Abstract

While composition and pressure are generally considered orthogonal parameters in the synthesis and optimization of solid state materials, their distinctness is blurred by the concept of chemical pressure (CP): microscopic pressure arising from lattice constraints rather than an externally applied force. In this article, we describe the first cycle of an iterative theoretical/experimental investigation into this connection. We begin by theoretically probing the ability of physical pressure to promote structural transitions in CaCu5-type phases that are driven by CP in other systems. Our results point to the instability of the reported CaCu5-type CaPd5 phase to such a transition even at ambient pressure, suggesting that new structural chemistry should arise at only modest pressures. We thus attempted to synthesize CaPd5 as a starting material for high-pressure experiments.

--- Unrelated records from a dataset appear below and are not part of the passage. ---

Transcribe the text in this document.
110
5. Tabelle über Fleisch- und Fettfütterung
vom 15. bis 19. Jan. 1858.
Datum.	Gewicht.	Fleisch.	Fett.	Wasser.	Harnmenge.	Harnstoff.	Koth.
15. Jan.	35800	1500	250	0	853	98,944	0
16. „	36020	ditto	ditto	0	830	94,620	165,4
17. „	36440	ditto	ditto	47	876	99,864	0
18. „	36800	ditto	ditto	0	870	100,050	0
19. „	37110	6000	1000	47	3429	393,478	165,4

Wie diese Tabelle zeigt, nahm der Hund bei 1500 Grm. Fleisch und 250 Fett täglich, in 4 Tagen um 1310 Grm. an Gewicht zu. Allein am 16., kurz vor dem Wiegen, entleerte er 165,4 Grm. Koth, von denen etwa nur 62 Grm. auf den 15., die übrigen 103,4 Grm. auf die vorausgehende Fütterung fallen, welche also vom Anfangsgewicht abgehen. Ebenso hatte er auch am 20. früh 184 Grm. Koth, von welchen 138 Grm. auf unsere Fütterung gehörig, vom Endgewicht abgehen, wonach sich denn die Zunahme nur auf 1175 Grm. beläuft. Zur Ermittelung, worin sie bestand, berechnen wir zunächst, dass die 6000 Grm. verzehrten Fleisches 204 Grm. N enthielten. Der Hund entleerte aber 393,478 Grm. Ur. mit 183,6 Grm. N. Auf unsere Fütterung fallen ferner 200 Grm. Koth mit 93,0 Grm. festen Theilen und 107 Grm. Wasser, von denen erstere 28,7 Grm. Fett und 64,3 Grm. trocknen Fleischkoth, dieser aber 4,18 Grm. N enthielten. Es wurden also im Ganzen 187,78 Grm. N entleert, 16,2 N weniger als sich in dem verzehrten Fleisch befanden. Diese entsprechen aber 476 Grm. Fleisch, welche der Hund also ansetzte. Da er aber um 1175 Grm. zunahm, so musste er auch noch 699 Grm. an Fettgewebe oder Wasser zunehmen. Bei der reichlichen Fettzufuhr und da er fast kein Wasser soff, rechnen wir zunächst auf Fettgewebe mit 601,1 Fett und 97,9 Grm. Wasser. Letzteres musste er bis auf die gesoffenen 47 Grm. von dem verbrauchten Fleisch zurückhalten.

However, rather than obtaining the expected CaCu5-type phase, we encountered crystals of an incommensurately modulated variant CaPd5+q/2, whose composition is related to its satellite spacing, q = qbbasic* with q ≈ 0.44. Its structure was solved and refined in the (3 + 1)D superspace group Cmcm(0β0)s00, revealing CaCu5-type slabs separated by distorted Pd hexagonal nets with an incommensurate periodicity. DFT-CP analysis on a commensurate model for CaPd5+q/2 indicates that the new Pd nets serve to relieve intense negative CPs that the Ca atoms would experience in a CaCu5-type CaPd5 phase but suffer from a desire to contract relative to the rest of the structure. In this way, both the Pd layer substitution and incommensurability in CaPd5+q/2 are anticipated by the CP schemes of simpler model systems, with CP quadrupoles tracing the paths of the favorable atomic motions. This picture offers predictions for how elemental substitution and physical pressure should affect these structural motifs, which could be applicable to the magnetic phase Zr2Co11 whose previously proposed structures show close parallels to CaPd5+q/2.